StarDisc commands stunning views over the Ecclesbourne Valley, is free to visit and open to anyone and everyone, 24hrs a day, all year round.
Location: Stoney Wood, Wirksworth, Derbyshire, UK, Planet Earth
Latitude: 53.0859 N Longitude: 1.5781 W
Grid Reference: SK 28356 54381
Pedestrian and Disabled Access: DE4 4EN
Designated Parking for Stoney Wood: DE4 4FR
Aidan Shingler and collaborators talk about their shared vision for The StarDisc Array; a UK wide constellation of StarDiscs that will enrich the nation’s artistic heritage and establish an enduring cultural legacy for future generations.
Film produced by George Peck Media.
Watch this space.
At the heart of StarDisc is a threefold ethos:
- Champion the unification of Art, Science, Spirituality and Community.

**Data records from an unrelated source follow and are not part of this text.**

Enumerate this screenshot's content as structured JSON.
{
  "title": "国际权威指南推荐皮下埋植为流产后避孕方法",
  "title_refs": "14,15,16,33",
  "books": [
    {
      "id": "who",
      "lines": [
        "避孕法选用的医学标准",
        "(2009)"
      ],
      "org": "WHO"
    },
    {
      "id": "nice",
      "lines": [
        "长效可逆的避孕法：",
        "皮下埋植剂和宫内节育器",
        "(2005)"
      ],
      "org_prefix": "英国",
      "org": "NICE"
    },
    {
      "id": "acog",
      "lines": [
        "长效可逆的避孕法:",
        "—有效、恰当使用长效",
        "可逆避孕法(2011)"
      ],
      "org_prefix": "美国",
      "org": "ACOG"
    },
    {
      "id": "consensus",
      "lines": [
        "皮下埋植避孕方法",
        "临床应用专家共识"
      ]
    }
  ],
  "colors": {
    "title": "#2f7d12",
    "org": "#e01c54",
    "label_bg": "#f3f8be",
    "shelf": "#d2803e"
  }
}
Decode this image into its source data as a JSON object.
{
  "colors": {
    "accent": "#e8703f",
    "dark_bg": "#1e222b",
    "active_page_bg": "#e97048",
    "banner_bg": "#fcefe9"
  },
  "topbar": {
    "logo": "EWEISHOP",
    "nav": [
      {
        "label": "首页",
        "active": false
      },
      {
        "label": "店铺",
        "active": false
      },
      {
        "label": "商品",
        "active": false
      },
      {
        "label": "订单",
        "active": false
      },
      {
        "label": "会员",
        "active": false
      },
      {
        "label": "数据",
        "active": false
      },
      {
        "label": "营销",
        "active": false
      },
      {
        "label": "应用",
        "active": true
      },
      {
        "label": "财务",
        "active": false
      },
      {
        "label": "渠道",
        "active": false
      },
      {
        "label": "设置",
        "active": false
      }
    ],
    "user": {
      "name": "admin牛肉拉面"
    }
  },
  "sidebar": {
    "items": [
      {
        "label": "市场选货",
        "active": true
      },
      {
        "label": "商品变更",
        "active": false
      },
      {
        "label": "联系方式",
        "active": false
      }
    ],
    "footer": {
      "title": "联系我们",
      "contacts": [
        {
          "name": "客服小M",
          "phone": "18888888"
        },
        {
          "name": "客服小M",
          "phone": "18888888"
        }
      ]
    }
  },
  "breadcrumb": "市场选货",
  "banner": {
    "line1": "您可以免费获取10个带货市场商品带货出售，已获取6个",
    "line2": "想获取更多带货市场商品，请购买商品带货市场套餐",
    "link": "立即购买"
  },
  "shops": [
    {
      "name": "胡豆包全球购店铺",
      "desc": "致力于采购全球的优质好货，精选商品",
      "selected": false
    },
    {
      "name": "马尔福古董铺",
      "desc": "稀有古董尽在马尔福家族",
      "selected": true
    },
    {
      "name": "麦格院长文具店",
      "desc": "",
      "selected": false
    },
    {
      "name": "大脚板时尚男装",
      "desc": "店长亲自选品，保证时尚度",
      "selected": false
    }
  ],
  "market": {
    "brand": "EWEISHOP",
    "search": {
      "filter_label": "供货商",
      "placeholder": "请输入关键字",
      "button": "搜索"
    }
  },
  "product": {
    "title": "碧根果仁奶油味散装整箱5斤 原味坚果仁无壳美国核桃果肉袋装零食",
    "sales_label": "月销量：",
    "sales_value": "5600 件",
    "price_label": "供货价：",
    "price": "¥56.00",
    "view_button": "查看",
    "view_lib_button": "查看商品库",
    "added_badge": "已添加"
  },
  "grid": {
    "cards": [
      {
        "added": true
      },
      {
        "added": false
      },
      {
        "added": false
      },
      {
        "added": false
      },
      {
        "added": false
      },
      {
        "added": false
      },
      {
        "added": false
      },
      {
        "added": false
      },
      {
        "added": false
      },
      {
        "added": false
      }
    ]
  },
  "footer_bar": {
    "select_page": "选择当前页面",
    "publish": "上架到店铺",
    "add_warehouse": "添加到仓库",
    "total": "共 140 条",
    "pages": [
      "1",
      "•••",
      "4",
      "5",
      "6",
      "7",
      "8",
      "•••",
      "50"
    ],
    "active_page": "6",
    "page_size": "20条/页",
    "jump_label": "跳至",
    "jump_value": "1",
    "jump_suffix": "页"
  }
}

- Celebrate diversity, common humanity and shared cultural heritage.
- Cherish our home planet, the gift of life, and our place amongst the stars.
StarDisc takes its name from the Nebra Star Disc, discovered in Germany in 1999, which archaeologists believe dates to 1600 BC, making it the oldest known accurate picture of the night sky in history. The 30cm diameter bronze disc is thought to be an astronomical instrument as well as an item of religious significance
The StarDisc is a 21st century stone circle. The appropriateness and suitability of the materials used in its construction was intensely deliberated. Integral to the design is the use of black stone which is intended to evoke the darkness of the night sky and to contrast the highlighted stars and other features carved into its surface. Because StarDisc is made to be walked on it was essential that the carved detail would resist being chipped, worn away or eroded. Its creator also needed a contrasting stone to surround the star chart but wanted to avoid mixing materials. A combination of black and silver granite was the perfect solution.
Aidan Shingler states:
"The use of limestone, although native to Derbyshire, would have seriously compromised quality, endurance, aesthetics and artistic intent. If it had been taboo in megalithic times to build monuments from non-indigenous materials Stonehenge would not have been constructed from stone sourced 150 miles from Salisbury Plain."
As a beacon of inspirational artistic excellence and innovative community endeavour, created at the dawn of the 21st century, StarDisc’s cultural legacy has already been established and should remain long into the future.